Их привели, уже пронизанных ветром, иссеченных острым, колючим снегом, на старое место работы. На старое!
Для Бурнина это было главным.
Из трубы знакомого домика валил дым. Бурнин наблюдал его исподлобья, радостно убеждаясь в том, что жизнь не угасла за разбитым окном, заткнутым какой-то свернутой тряпкой. Сильные фашистского мира под такою «вывеской», как эта тряпка, не обитают. Значит, немцев тут нет...
День за днем крепли морозы рано наставшей зимы, работать стало тяжелее. Схваченные льдом, как цементом, после осенних дождей, развалины зданий превратились в крепкие скалы. Долбить их ломами, разбивая на части, было бы нелегко даже здоровым, привычным людям... Конец лома скользил по льду, и приходилось ударить десяток раз в одно место, чтобы отбить глыбу.
— К чертовой матери, руки поотморозим! Надо пошить рукавицы! — ворчал Силантий. — Дай-ка, Корнилыч, лом, поворочай лопатой, об деревяшку погрей ладоши...
Как ни пытался Силантий, бодря товарищей по работе, уверить их, что конвойные им завидуют, что немцы зябнут, пока они греются, работать под жгучей метелью становилось труднее с каждым часом.
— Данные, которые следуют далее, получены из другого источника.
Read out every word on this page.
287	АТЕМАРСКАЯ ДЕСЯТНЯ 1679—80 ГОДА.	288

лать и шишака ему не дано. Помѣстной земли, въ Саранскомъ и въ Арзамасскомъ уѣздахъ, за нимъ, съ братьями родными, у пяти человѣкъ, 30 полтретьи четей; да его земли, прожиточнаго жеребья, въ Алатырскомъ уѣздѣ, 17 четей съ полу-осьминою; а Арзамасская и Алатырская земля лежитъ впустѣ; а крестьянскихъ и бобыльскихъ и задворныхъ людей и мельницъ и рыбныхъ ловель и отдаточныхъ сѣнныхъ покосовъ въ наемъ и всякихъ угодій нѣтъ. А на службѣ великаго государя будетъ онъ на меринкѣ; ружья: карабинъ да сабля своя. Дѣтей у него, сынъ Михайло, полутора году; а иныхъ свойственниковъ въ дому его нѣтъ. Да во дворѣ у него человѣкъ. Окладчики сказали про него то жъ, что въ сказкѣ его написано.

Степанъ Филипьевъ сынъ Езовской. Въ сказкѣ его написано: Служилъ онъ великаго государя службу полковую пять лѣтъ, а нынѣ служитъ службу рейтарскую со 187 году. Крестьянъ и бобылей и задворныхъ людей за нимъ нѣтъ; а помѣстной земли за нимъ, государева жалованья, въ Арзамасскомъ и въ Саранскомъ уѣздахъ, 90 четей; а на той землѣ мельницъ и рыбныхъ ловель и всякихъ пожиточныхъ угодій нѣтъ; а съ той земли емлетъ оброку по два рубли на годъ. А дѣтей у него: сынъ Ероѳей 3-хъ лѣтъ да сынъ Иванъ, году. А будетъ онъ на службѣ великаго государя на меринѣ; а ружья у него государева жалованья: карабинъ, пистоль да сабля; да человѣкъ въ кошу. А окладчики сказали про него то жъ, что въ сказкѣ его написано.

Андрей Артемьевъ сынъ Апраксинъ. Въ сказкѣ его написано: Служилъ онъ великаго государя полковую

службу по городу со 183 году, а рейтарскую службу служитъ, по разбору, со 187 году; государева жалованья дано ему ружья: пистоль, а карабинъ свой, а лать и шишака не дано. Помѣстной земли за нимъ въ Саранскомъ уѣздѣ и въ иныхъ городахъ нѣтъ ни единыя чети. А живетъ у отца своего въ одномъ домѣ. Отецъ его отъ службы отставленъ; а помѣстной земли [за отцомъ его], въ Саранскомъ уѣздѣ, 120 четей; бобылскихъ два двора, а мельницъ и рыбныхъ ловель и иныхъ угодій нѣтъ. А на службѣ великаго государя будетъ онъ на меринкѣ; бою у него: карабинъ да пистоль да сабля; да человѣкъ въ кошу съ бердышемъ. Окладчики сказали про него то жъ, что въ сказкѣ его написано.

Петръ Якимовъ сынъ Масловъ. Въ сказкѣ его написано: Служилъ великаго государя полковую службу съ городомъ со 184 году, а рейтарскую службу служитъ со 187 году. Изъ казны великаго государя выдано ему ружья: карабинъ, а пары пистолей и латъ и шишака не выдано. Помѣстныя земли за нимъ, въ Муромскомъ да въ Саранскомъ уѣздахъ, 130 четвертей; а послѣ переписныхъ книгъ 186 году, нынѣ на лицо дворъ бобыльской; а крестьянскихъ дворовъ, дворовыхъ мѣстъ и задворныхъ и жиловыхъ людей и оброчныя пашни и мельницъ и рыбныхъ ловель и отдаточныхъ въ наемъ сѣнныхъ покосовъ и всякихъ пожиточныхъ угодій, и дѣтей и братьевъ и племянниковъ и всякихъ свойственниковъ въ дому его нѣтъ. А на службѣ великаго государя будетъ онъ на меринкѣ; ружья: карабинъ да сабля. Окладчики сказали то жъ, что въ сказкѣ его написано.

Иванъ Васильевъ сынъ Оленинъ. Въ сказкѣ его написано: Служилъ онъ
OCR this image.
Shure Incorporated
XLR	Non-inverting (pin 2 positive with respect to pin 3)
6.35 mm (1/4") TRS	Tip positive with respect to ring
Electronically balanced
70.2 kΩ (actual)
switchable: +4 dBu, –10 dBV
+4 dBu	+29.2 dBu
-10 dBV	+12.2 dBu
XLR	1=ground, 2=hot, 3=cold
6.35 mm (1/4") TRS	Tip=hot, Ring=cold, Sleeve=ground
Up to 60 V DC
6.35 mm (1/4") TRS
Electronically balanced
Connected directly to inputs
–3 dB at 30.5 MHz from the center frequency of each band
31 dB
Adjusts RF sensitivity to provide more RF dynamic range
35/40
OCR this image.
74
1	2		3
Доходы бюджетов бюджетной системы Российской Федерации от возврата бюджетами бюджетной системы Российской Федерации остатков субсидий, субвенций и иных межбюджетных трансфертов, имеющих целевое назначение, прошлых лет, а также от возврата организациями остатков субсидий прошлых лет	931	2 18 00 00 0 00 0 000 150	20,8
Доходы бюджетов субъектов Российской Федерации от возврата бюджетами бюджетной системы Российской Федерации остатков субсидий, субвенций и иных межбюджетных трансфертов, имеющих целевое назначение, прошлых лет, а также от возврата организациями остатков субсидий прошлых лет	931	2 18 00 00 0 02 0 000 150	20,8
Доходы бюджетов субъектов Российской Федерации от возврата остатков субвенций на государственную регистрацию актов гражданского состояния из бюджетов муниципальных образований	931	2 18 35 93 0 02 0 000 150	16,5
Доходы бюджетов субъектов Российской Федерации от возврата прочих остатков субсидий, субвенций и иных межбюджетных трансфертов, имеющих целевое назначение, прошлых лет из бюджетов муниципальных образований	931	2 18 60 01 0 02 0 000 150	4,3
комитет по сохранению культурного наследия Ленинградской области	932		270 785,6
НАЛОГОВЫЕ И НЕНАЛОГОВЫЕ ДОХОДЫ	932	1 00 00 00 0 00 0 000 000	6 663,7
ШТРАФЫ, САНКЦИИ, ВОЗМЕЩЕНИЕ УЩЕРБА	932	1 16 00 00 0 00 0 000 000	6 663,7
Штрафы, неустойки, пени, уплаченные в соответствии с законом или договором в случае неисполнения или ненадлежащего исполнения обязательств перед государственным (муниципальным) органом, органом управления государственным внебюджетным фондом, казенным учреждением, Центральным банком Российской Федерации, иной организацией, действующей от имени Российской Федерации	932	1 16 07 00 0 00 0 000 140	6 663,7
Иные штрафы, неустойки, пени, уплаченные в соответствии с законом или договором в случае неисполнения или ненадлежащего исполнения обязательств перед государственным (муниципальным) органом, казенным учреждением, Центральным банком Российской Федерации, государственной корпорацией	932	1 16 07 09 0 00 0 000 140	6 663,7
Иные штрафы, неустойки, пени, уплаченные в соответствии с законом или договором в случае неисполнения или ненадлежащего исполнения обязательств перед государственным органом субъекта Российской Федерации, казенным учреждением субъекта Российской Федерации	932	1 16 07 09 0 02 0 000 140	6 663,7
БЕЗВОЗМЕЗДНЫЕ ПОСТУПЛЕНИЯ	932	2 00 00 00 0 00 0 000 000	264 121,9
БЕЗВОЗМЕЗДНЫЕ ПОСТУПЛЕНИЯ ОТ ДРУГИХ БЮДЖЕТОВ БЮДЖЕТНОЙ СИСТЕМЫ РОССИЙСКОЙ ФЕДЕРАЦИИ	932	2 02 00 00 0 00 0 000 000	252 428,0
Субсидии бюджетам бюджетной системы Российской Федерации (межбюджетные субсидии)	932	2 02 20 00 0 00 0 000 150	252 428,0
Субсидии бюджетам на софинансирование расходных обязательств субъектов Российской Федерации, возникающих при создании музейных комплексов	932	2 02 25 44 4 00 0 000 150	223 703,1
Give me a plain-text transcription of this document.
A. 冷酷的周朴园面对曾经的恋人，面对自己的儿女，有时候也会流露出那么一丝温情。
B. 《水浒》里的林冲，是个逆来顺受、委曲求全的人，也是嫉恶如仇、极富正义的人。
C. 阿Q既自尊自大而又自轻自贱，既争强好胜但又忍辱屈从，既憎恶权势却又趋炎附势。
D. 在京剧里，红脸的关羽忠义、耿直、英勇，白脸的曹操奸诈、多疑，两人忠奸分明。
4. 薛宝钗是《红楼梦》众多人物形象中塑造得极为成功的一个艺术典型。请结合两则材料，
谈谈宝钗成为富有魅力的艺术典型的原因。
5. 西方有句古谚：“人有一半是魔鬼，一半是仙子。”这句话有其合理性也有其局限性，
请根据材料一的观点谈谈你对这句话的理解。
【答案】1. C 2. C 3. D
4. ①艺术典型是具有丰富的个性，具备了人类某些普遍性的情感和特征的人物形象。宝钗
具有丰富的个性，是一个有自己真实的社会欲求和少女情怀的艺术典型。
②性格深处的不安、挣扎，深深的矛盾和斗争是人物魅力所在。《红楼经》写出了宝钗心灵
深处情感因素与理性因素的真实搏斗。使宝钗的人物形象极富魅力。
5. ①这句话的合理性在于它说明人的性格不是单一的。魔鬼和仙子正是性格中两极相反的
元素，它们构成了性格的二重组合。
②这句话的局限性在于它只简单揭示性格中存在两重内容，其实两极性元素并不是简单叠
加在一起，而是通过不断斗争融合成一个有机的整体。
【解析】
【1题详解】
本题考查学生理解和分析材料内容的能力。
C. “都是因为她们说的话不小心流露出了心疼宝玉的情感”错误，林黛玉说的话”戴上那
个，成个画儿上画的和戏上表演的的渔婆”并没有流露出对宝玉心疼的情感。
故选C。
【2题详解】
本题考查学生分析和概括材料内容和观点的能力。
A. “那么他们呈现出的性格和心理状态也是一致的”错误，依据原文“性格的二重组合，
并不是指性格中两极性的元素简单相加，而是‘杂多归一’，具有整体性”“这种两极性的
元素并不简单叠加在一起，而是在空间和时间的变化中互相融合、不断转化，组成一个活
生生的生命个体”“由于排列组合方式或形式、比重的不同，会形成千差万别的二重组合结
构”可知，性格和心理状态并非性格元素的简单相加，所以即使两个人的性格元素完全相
Шинели изветошились, ноги стыли в худых ботинках, стыли руки, сводило холодом пальцы. Но едва оставляли работу, замерзшие немцы со злостью били прикладом по чем попало. Бурнину пришелся удар по кисти руки, и она на глазах распухла.
Фельдшер и санитар, каждый день обходившие рабочие бараки, предложили Анатолию полежать в лазарете, но он отказался. Превозмогая себя, он пошел наутро опять на работу, после того как ночью несколько раз просыпался от боли в руке.
— Погубишь себя, Корнилыч! Упадешь, и застрелят! — уговаривая остаться в бараке, сказал Силантий.
— Я еще сроду не падал! — ответил Бурнин.
Но ему не везло: в течение целого дня, работая через силу, он так и не дождался, чтобы отворилась дверь знакомого деревянного домика.
И все-таки он упорно ходил на работу...
Только еще неделю спустя он впервые увидел Прасковью Петровну, которая возвращалась домой с каким-то тяжелым мешком. Как она сгорбилась и постарела!